Mr Russinovich, Azure’s CTO since 2014, said “defending” customers’ data had always been key to its mission and instilling trust among customers and building “resilience” into its platform was a never-ending focus, including testing for black swan events. 

He added financial regulators had been supportive of Azure’s security over the years and of banks migrating to the cloud. 

“I think the bottom line is with the way the cloud has matured, the operational controls we’ve got in place, that we’re at least as secure as the best, most secure infrastructures in any industry, including financial services,” he said. 

“In fact, the financial sector and banks have pushed us in a very healthy way to actually be more secure with the controls we provide on top of the platform.”

Mr Walker backed the sentiments, noting the idea that “everything fails, all the time” was a core engineering principle, and had to be designed and constantly tested for to ensure ongoing resilience.

Richard Johnson, our chief information security officer, is one of the most forward-thinking CISOs I’ve ever had the pleasure of working with. He’s always articulated the view that cloud done well, in terms of security, could probably be more secure than on-premise, and our on-premise tech is quite secure,” he said. 

“So certainly we believe that going to the cloud can be a security-improvement story.” 

Noting Westpac’s four technology principles of “digital to the core, automate everything, built for change and evergreen technology”, Mr Walker also asked Mr Russinovich about how Azure’s other clients have rearchitected and migrated to the cloud. 

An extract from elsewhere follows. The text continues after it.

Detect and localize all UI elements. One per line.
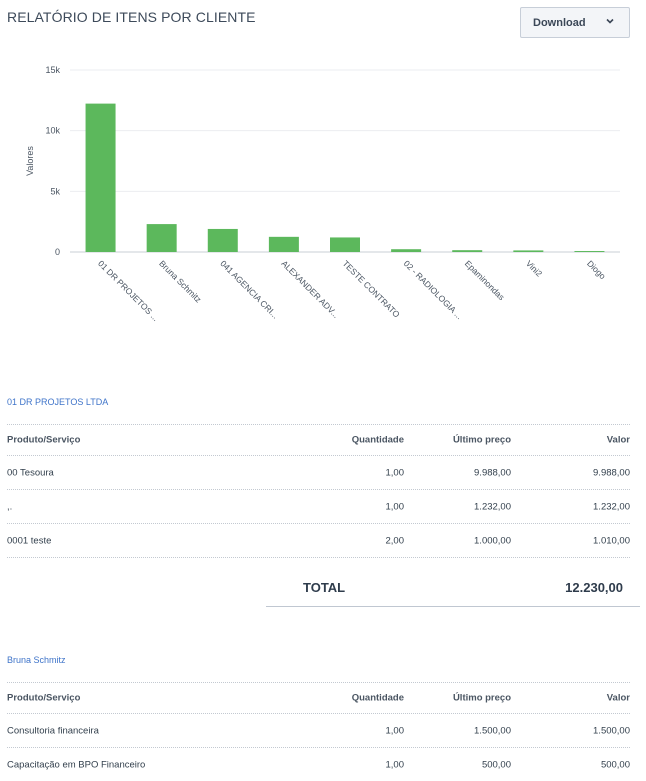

Mr Russinovich said leadership was key and recommended ambitious targets to more quickly shift to the cloud, removing the complexity of straddling the use of on-premises data centres at the same time. He said the standard migration “playbook” from clients was to assess their applications and figure out which ones to retire or switch to software as a service, then “lift and shift” and potentially modernise apps along the way. 

“It has to be a top-down mandate that supports this,” he said.

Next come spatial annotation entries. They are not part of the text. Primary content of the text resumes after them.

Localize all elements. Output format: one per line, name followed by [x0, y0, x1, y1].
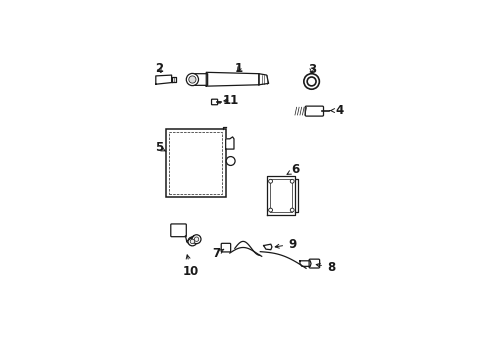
Circle shape [194, 237, 198, 242]
Polygon shape [191, 74, 207, 85]
Text: 8: 8 [316, 261, 334, 274]
Circle shape [268, 179, 272, 183]
FancyBboxPatch shape [308, 259, 319, 268]
Circle shape [188, 76, 196, 83]
Circle shape [268, 208, 272, 212]
Polygon shape [259, 74, 268, 85]
Text: 10: 10 [183, 255, 199, 278]
Polygon shape [156, 75, 171, 84]
Text: 1: 1 [234, 62, 243, 75]
FancyBboxPatch shape [211, 99, 217, 105]
Text: 9: 9 [275, 238, 296, 251]
Text: 11: 11 [222, 94, 238, 107]
FancyBboxPatch shape [221, 243, 230, 252]
Text: 5: 5 [155, 141, 166, 154]
Circle shape [187, 237, 197, 246]
Text: 3: 3 [307, 63, 315, 76]
Polygon shape [267, 176, 294, 215]
Circle shape [226, 157, 235, 166]
Bar [269, 179, 292, 212]
Text: 6: 6 [286, 163, 299, 176]
Polygon shape [299, 261, 310, 266]
Circle shape [290, 208, 293, 212]
FancyBboxPatch shape [305, 106, 323, 116]
Circle shape [192, 235, 201, 244]
Text: 4: 4 [329, 104, 343, 117]
Bar [166, 129, 225, 197]
Text: 7: 7 [212, 247, 224, 260]
Polygon shape [263, 244, 271, 250]
FancyBboxPatch shape [170, 224, 186, 237]
Circle shape [186, 73, 198, 86]
Circle shape [306, 77, 315, 86]
Polygon shape [206, 72, 259, 86]
Circle shape [290, 179, 293, 183]
Polygon shape [171, 77, 176, 82]
Polygon shape [225, 137, 233, 149]
Text: 2: 2 [155, 62, 163, 75]
Circle shape [303, 74, 319, 89]
Circle shape [190, 239, 194, 244]
Bar [169, 132, 222, 194]
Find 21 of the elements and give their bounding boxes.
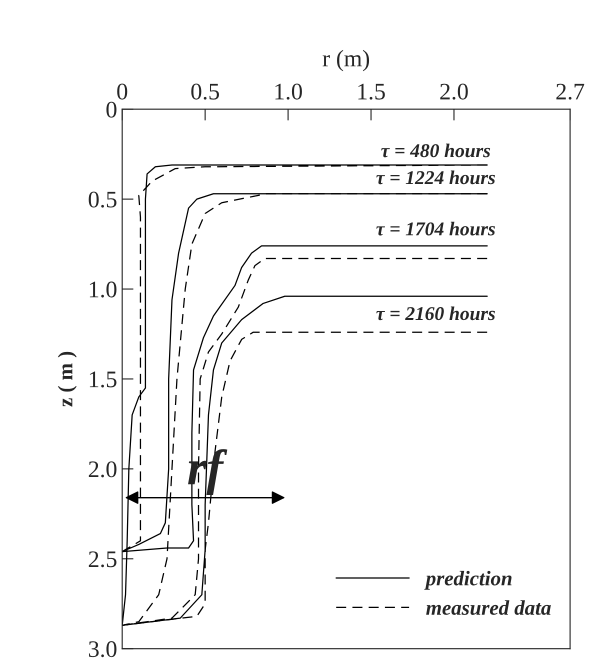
annotation: τ = 2160 hours [376,306,495,320]
x-tick-label: 0 [117,84,128,100]
annotation: τ = 1224 hours [376,170,495,184]
annotation: τ = 480 hours [381,144,490,158]
annotation: τ = 1704 hours [376,222,495,236]
x-tick-label: 2.0 [440,84,468,100]
legend-label: measured data [426,600,551,615]
y-tick-label: 3.0 [88,641,116,658]
y-tick-label: 1.0 [90,282,116,298]
y-tick-label: 1.5 [90,372,116,388]
x-tick-label: 1.5 [358,84,385,100]
y-tick-label: 0.5 [88,192,116,208]
y-axis-title: z ( m ) [58,352,77,407]
x-tick-label: 0.5 [191,84,219,100]
x-axis-title: r (m) [322,50,370,72]
y-tick-label: 2.5 [88,551,116,568]
legend-label: prediction [424,570,512,590]
y-tick-label: 2.0 [88,461,116,478]
x-tick-label: 1.0 [275,84,302,100]
x-tick-label: 2.7 [556,84,584,100]
y-tick-label: 0 [106,102,116,118]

“I’ve seen companies try it from bottom up, but unless you have the support of leadership, changing the culture and changing the priorities of the entire company, you will run into excuses in support of ‘let’s keep things safe, and let’s keep things the way they are, let’s take our time and evaluate this’.  

“With some urgency and aggressive deadlines, it’s amazing how much the kind of concerns can be addressed in creative ways that were considered blockers otherwise.”